To był mecz z gatunku tych, które trzeba wygrać i wymazać z pamięci
Wyjazdowym rywalem Pogoni była „czerwona latarnia” ligi, z bilansem – po dzisiejszym starciu – 0-20. Końcowy rezultat (67:94) nie oddaje przebiegu spotkania. Doral prowadził nawet 15:6. Prudniczanie szybko jednak uporządkowali grę i na początku trzeciej kwarty zbudowali czternastopunktowy kapitał (36:50). Większość piłek „pchali” pod kosz, gdzie posiadali przewagę wzrostu (22 „oczka” zdobył Tomasz Nowakowski). Gospodarze nie poddali się tak łatwo i choć odstają poziomem od pozostałych ekip 1. ligi, w 34. min doprowadzili do stanu 63:69. Kto wie, jakby potoczyły się losy pojedynku, gdyby nie „trójki” Damiana Janiaka i Stanferda Sannego (65:75). Po tych rzutach „śledziowi” już się nie podnieśli. W końcówce stracili 17 punktów z rzędu i resztki nadziei na choćby honorową porażkę. Wynik meczu ustalił Patryk Kociuga, po odważnym wejściu pod samą obręcz. Szansę debiutu na zapleczu ekstraklasy otrzymał 18-letni Łukasz Mazur.

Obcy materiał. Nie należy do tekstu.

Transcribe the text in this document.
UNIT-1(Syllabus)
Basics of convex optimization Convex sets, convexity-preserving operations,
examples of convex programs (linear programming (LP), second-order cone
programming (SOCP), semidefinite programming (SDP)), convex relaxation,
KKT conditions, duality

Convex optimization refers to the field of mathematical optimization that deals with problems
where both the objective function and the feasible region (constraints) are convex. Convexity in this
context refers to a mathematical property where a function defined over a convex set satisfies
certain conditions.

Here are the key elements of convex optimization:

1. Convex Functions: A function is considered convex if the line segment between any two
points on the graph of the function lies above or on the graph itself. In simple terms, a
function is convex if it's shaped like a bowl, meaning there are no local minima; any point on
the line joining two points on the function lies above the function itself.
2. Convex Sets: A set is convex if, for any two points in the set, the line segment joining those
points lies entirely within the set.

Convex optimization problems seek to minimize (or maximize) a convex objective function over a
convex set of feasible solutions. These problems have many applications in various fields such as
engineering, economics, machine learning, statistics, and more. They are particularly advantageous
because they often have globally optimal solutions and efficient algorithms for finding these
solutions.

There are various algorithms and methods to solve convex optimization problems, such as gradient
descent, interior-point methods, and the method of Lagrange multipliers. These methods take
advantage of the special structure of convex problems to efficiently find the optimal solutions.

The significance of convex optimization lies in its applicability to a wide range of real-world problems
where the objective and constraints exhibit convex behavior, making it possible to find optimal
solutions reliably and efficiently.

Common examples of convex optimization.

Pogoń odniosła szóstą wygraną w sezonie (6-14). Jutro (24.01) swoje mecze rozegrają zespoły Kotwicy Kołobrzeg (ze Zniczem w Pruszkowie) i Wisły Kraków (we Wrocławiu z WKK), które rywalizują z prudniczanami o pozostanie w Suzuki 1. lidze.
W najbliższy piątek (29 stycznia) na Łuczniczą zawitają rezerwy wrocławskiego Śląska.
20. KOLEJKA
Zetkama Doral Nysa Kłodzko – Pogoń Prudnik 67:94 (23:25, 13:21, 17:17, 14:31)
DORAL: Weiss 13 (1×3), Krajniewski 7 (1×3, 6 zb.), Bernecki, Wojciechowski 2, Dawdo 2, Ziółko 7 (1×3), Szymański 9, Nowakowski 13 (1×3), Nowicki 14 (13 zb.). Trenerzy: Jarosław Krysiewicz, Rafał Wojciechowski.
POGOŃ: Kutta 10 (5 as.), Kociuga 2, Sanny 9 (1×3), Kapuściński, Pisarczyk 13 (1×3, 8 zb.), Mordzak 7, Sroka 5, Nowakowski 22 (6 zb.), Madziar 7 (1×3), Garwol 7 (1×3), Janiak 12 (2×3), Mazur. Trenerzy: Dominik Tomczyk, Tomasz Michalak.
SĘDZIOWIE: Rafał Zuchowicz, Mateusz Kryśko, Bartosz Koralewski.